In most cases, you’ll be able to tell whether a person is qualified for the role based on their resume and application. You can use the interview to clarify, but if your job description is written well, you should be able to narrow your search down to the most qualified applicants by their applications alone.
However, it’s important to be careful with this screening process, especially if you’re hiring for a role with a specialized skillset. Many companies use automatic screening software to sort through their candidates before a human looks at the application. While this can be helpful in narrowing down a large applicant pool, it is also extremely likely to eliminate qualified candidates the software is not able to recognize. Because these types of software look for things like keywords in a resume, someone who has used different keywords that mean the same thing or who has formatted their resume in a way the software doesn’t properly understand may be eliminated even if they are a top-tier candidate.
Requesting evidence of the skillsets needed for the position can be helpful in the screening process. For example, for a writing position, it was be great to see the samples, and for a graphic designer position, it would be helpful to see their portfolio. Additionally, I request a video having the candidate tell my why they’re perfect for the position. It helps narrow down the applicant pool because only those genuinely interested will take the time to create the video. It also gives you an idea of whether or not they’ll follow instructions.
- Use the interview process to screen for culture fit.
If you’ve done a good job with your job description and screening process, you should be left with a handful of well-qualified applicants to interview. While you will surely need to ask some questions about their qualifications, the focus of the interview should be to determine whether the candidate is a good culture fit for your organization. Tailor your questions to discover who the candidate is as a person, what they value, what their working style is like, and how they work in a team, among other factors that are important to your company culture.
Keep in mind that the best candidate may be close to having all of the experience and skills you need but may not perfectly fit every parameter even though they’re a great culture fit. In most cases, it’s better to hire people who are trainable and eager to learn than people who fit every qualification but aren’t a perfect culture fit, or who are overqualified and will quickly become bored with the lack of room for growth in their new role. Remember you’re hiring humans, not robots. Most candidates want room to grow and learn and will be much happier and more productive in a role that keeps them engaged and presents new challenges and opportunities.

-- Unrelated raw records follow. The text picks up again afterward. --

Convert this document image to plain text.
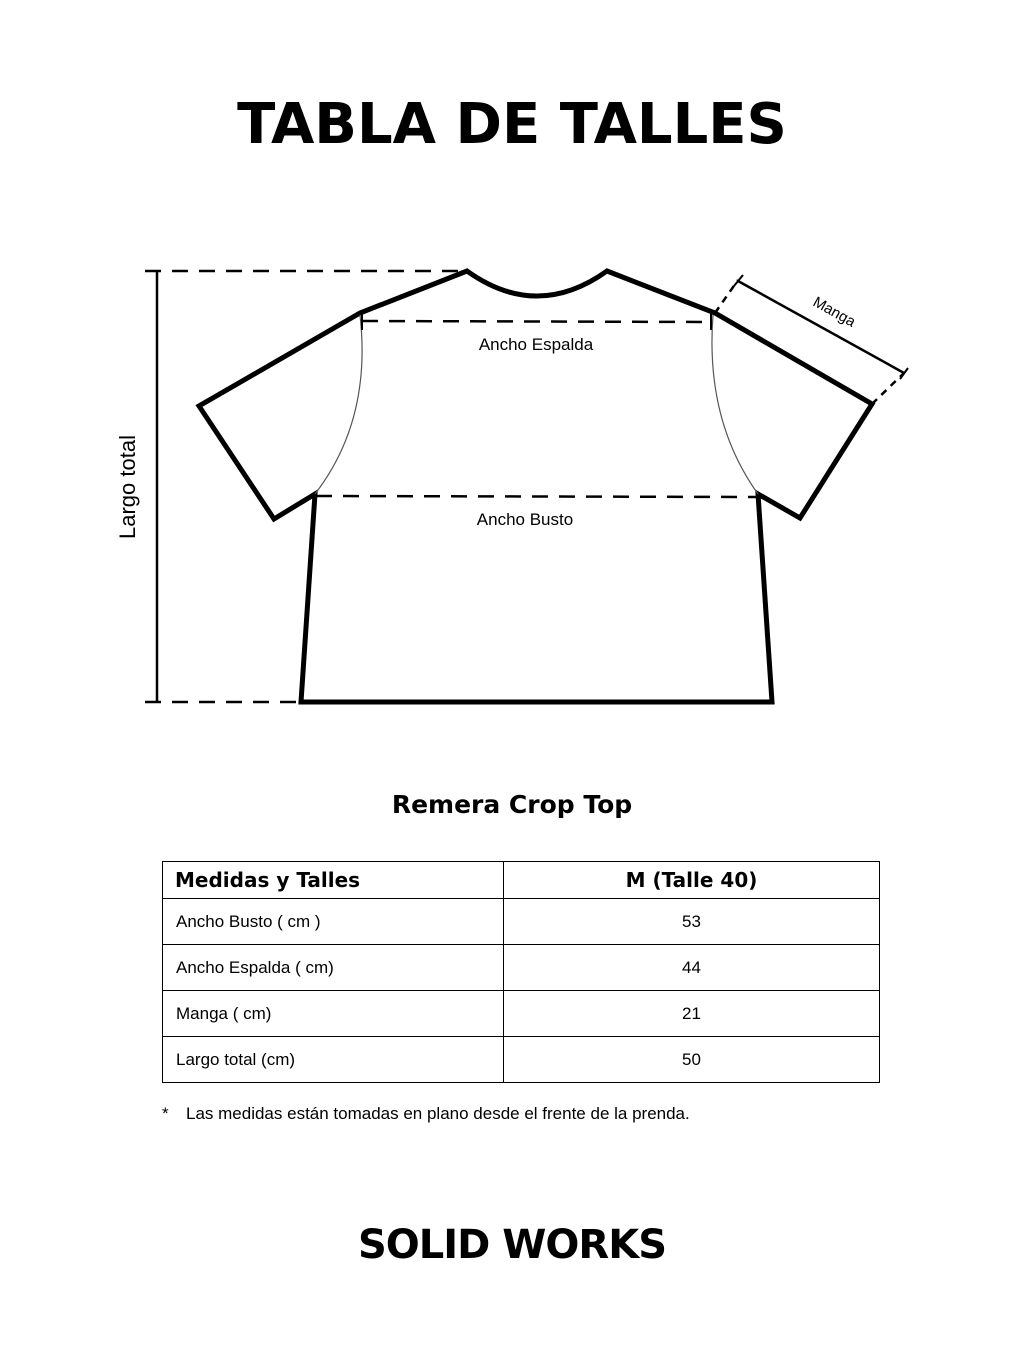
TABLA DE TALLES
Largo total
Ancho Espalda
Ancho Busto
Manga
Remera Crop Top
Medidas y Talles	M (Talle 40)
Ancho Busto ( cm )	53
Ancho Espalda ( cm)	44
Manga ( cm)	21
Largo total (cm)	50
* Las medidas están tomadas en plano desde el frente de la prenda.
SOLID WORKS
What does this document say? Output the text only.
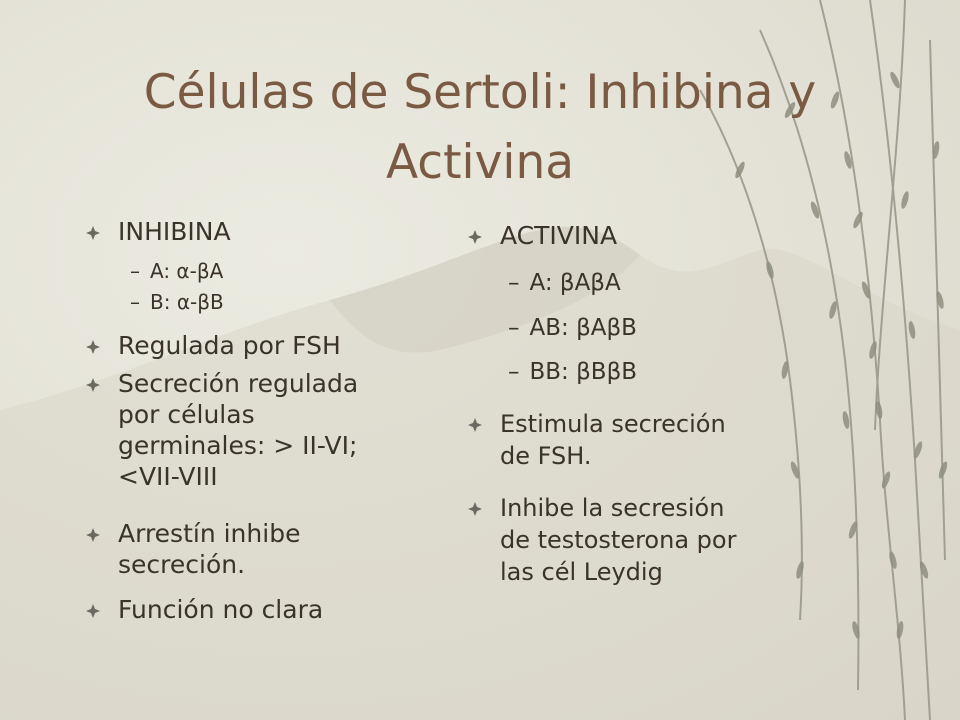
Células de Sertoli: Inhibina y
Activina
INHIBINA
– A: α-βA
– B: α-βB
Regulada por FSH
Secreción regulada
por células
germinales: > II-VI;
<VII-VIII
Arrestín inhibe
secreción.
Función no clara
ACTIVINA
– A: βAβA
– AB: βAβB
– BB: βBβB
Estimula secreción
de FSH.
Inhibe la secresión
de testosterona por
las cél Leydig
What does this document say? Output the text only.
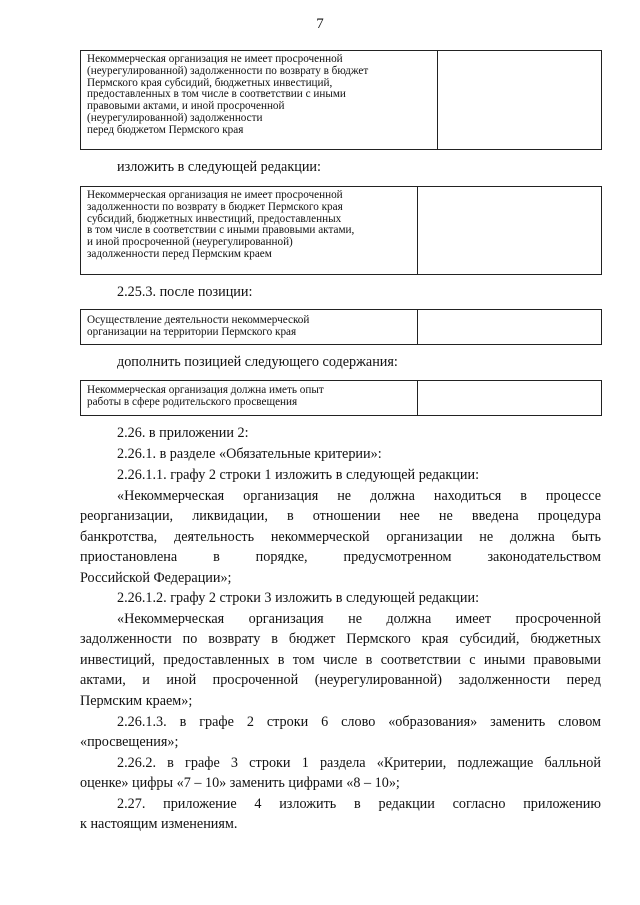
7
Некоммерческая организация не имеет просроченной
(неурегулированной) задолженности по возврату в бюджет
Пермского края субсидий, бюджетных инвестиций,
предоставленных в том числе в соответствии с иными
правовыми актами, и иной просроченной
(неурегулированной) задолженности
перед бюджетом Пермского края
изложить в следующей редакции:
Некоммерческая организация не имеет просроченной
задолженности по возврату в бюджет Пермского края
субсидий, бюджетных инвестиций, предоставленных
в том числе в соответствии с иными правовыми актами,
и иной просроченной (неурегулированной)
задолженности перед Пермским краем
2.25.3. после позиции:
Осуществление деятельности некоммерческой
организации на территории Пермского края
дополнить позицией следующего содержания:
Некоммерческая организация должна иметь опыт
работы в сфере родительского просвещения
2.26. в приложении 2:
2.26.1. в разделе «Обязательные критерии»:
2.26.1.1. графу 2 строки 1 изложить в следующей редакции:
«Некоммерческая организация не должна находиться в процессе
реорганизации, ликвидации, в отношении нее не введена процедура
банкротства, деятельность некоммерческой организации не должна быть
приостановлена в порядке, предусмотренном законодательством
Российской Федерации»;
2.26.1.2. графу 2 строки 3 изложить в следующей редакции:
«Некоммерческая организация не должна имеет просроченной
задолженности по возврату в бюджет Пермского края субсидий, бюджетных
инвестиций, предоставленных в том числе в соответствии с иными правовыми
актами, и иной просроченной (неурегулированной) задолженности перед
Пермским краем»;
2.26.1.3. в графе 2 строки 6 слово «образования» заменить словом
«просвещения»;
2.26.2. в графе 3 строки 1 раздела «Критерии, подлежащие балльной
оценке» цифры «7 – 10» заменить цифрами «8 – 10»;
2.27. приложение 4 изложить в редакции согласно приложению
к настоящим изменениям.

- Set new hires up to succeed.
Once you’ve chosen a candidate and onboarded them, do everything you can to set them up to succeed. Sadly, this is one of the areas I most often see companies fail in their hiring process. The process isn’t over as soon as you’ve made an offer—you can’t expect to get a great employee without training them and giving them clear expectations.
Let your new employee know what you expect from them, how important they are to the team, and give them what they’ll need to accomplish that—including proper training. Many businesses don’t want to spend the time and money to invest in their employees, but a poorly trained employee can cost your business much more money in mistakes and lost productivity. Don’t overlook this vital step—it’s a big part of what separates the best teams from those that perform poorly.
By setting your new employees up for success, you’ll create better outcomes for both the employee and your business, and they’ll be more likely to stick around and feel satisfied with their work. If you follow these steps to hire the best possible candidates and ensure they are able to succeed in their roles, you’ll be far ahead of most hiring businesses.